Estávamos nós a ensaiar hoje, ao ar livre, no Campo dos Mártires da Pátria, e já habituados aos acidentes de interrupção por parte de alguns transeuntes, quando um homem pequenino, de cabelo farto e com uma cara muito carinhosa, se aproximou e ficou a ouvir a Anabela Pires. Ele carregava uma cerveja estrangeira e percebia-se que já vinha tocado. Eis se não quando, interrompeu a Anabela e disse, em castelhano, que as palavras dela eram lindas. A atriz agradeceu, apontou para mim e disse que eu tinha escrito. Ele perguntou muito contente Eres tu el escritor? Si, soy yo quién lo ha escrito. Respondi.
Escrebeme algo, unas palavras, para qué you diga. Soy actor. Tinha o tamanho do Fernando Arrabal, eu estava a olhar para ele, encantado. Perguntou se se podia sentar e conforme ia ouvindo a atriz ia reagindo e dizendo Qué bonitas son las tuyas palabras.
No fim ficou a conversar um pouco connosco e contou que era ator no Paquistão mas que cá não conhecia amigos e não conhece ninguém. Que fala muito com os burros mas que gostava de ter amigos como nós. Sensíveis. Que queria trabalhar e não queria dinheiro. Para eu lhe escrever umas palavras. Pediu à atriz para ela lhe dizer umas palavras para ele repetir. Ele repetiu uma frase do poema que ela vai repetindo como mote, na curta.
Os olhos dele brilhavam, e não era do álcool, era de alegria e inspiração. Depois falou num guru que tinha no Paquistão, que não tinha nenhum Deus, o guru. Era ateu. Contou que o sapo estava no meio do lago e que ele tinha medo e que o guru lhe tinha dito que Deus está na natureza. E o modo como ele imitou o sapo fui maravilhoso. Por fim ele disse que por vezes estava cansado da sua vida. Que já teria 42 anos quando agosto chegasse.
Pediu o meu contacto e eu dei-lho mas também lhe dei o de uma agência de figurantes para ele começar. Tinha deixado o telemóvel no trabalho. Ele. A atriz assentou num papel. Eu disse-lhe: tu és uma pessoa especial, por favor cuida de ti.

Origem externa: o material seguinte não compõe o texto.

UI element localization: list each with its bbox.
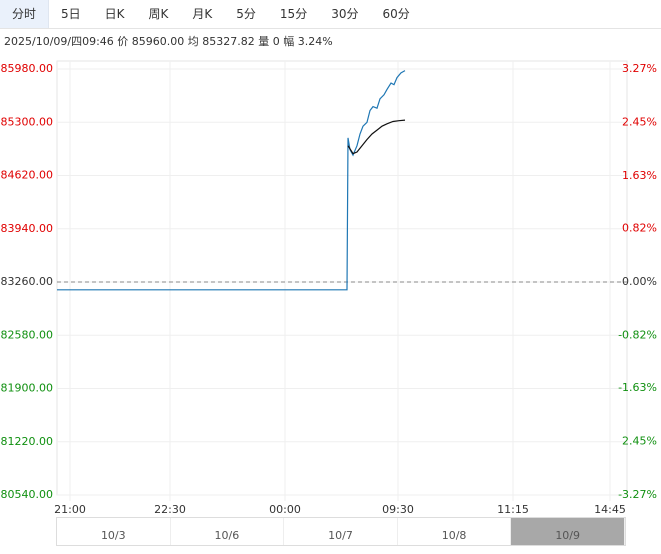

Parecia eu que estava a falar para mim quando ele respondeu: tu eres más. Fiquei arrepiado. Dei-lhe um abraço e respondi que isso não existe. Cada um é especial à sua maneira.
Si te llamo me escribis unas palabras?
Não resisti e disse: Está prometido.
Fiquei o resto do ensaio a pensar nele enquanto trabalhava A Carta da Corcunda para o Serralheiro e a Mémórias de um psicopata.
Depois um casal masculino subia umas escadas com um cão solto, um cão ao colo e a tentarem que um terceiro andasse. O que estava ao colo e o que não queria andar tinham saído à rua pela primeira vez. Tinham sido resgatados e estavam com medo de serem abandonados de novo.
Digamos que foi um dia para a ternura e a sensibilidade.
Agora tenho de olhar também à minha volta e ver se não perco!